Булькен нашел-таки под конец последний штрих в череде самых четких признаков отчаяния. Он ушел тем же путем.

Когда я касался пальцами глаз, когда я крепко вдавливал их в глаза, передо мной сразу же возникало множество образов, они проступали один за другим и сменялись так быстро, что было почти невозможно дать каждому свое название. Передо мной мелькали матросы, велосипедисты, танцоры, крестьяне и, наконец, Аркамон, который шел рядом с девочкой. Двое последних — это были персонажи немого кино, я так и не узнал ее имени. Аркамон что-то говорил. Один возле другого, они шли по местности, которая была мне хорошо знакома, может быть, из-за тоге, что мне не удавалось ее как следует разглядеть. Девочка улыбалась. Должно быть, Аркамон говорил ей что-то приятное. Ей было лет десять или одиннадцать. Хотя сейчас я и не могу вспомнить, но тогда я очень ясно видел красоту и нежность ее лица. Аркамону было шестнадцать, но его тело уже начинало приобретать то чуть грубоватое совершенство, в котором он предстал за несколько дней до смерти. Он источал мощь, с которой сам справиться не мог. Он говорил, уткнувшись губами в шею девочки. Его дыхание горячило ее затылок, и они уходили по дороге все дальше и дальше. А Булькен оставался на месте. Он по-прежнему парил надо всем этим. Иногда, когда мне было это нужно, он украдкой бросал взгляд в том направлении (то есть я хочу сказать, что мои духовные искания словно бы разветвлялись, направляясь по другому руслу, взгляд, нацеленный из глубин моего сознания, отрывался от Аркамона, и я видел Булькена). Он совсем не изменился. Если не считать того, что сидел он на скамье среди приютских девочек и что его лицо приобрело какие-то зыбкие, нечеткие очертания, оно менялось, становясь похожим то на медвежье, то на птичье, и все-таки это был он.
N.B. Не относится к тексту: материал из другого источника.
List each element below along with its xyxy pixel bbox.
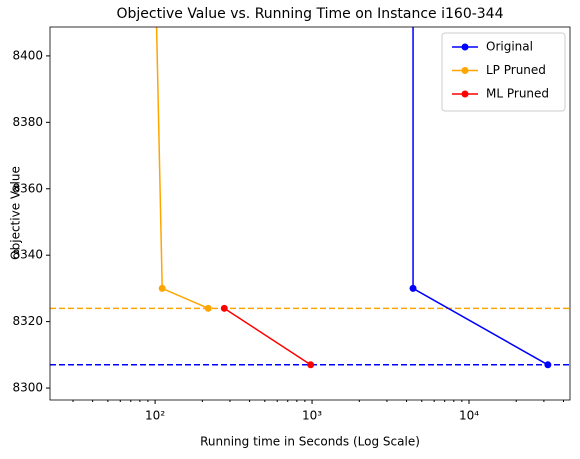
x-tick-label: 10⁴: [459, 409, 479, 423]
legend-box: [441, 32, 566, 112]
plot-area: [50, 27, 570, 369]
x-tick-label: 10³: [302, 409, 322, 423]
plot-frame: [49, 26, 571, 401]
y-tick-label: 8340: [12, 248, 43, 262]
legend-marker: [461, 90, 469, 98]
y-tick-label: 8320: [12, 314, 43, 328]
data-point: [204, 304, 212, 312]
y-tick-label: 8400: [12, 48, 43, 62]
data-point: [158, 284, 166, 292]
y-axis-label: Objective Value: [9, 166, 23, 260]
chart-title: Objective Value vs. Running Time on Inst…: [116, 6, 503, 22]
y-tick-label: 8380: [12, 115, 43, 129]
legend-marker: [461, 43, 469, 51]
legend-label: Original: [486, 40, 533, 54]
legend-marker: [461, 67, 469, 74]
data-point: [544, 361, 552, 369]
y-tick-label: 8360: [12, 181, 43, 195]
x-tick-label: 10²: [145, 409, 165, 423]
x-axis-label: Running time in Seconds (Log Scale): [200, 435, 420, 449]
data-point: [220, 304, 228, 312]
legend-label: ML Pruned: [486, 87, 549, 101]
data-point: [307, 361, 315, 369]
series-line: [155, 27, 209, 310]
series-line: [223, 307, 312, 366]
data-point: [409, 284, 417, 292]
y-tick-label: 8300: [12, 381, 43, 395]
legend-label: LP Pruned: [486, 63, 546, 77]
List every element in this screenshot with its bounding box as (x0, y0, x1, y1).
После убийства девочки Аркамон был осужден на «пребывание в колонии до совершеннолетия», и тогда впервые о нем прозвучало это слово — чудовище. Никто так и не понял, что одной из причин того преступления была трогательная робость убийцы. В шестнадцать лет женщины внушали ему ужас, и тем не менее, он был не в силах дальше хранить невинность. А девочки он не боялся. Возле куста шиповника он стал гладить ее волосы. Должно быть, он шептал ей что-то пошлое и избитое, но, когда он просунул руку ей под платье, из кокетства — а может быть, из страха — она воспротивилась и покраснела. Ее румянец заставил покраснеть и Аркамона, смущенного и взволнованного. Он упал на нее, и они стали молча кататься по дну какого-то оврага. Но какие у нее были глаза! Аркамон испугался. Он понял, что навсегда преодолел свою судьбу, сделавшую его батраком. Он должен выполнить свое предназначение. Он страшился взгляда девочки, но близость этого маленького испуганного тела, которое стремилось выскользнуть, но, несмотря на свой страх, все-таки льнуло к рукам мальчика, вызвало любовное возбуждение, первый раз в его жизни.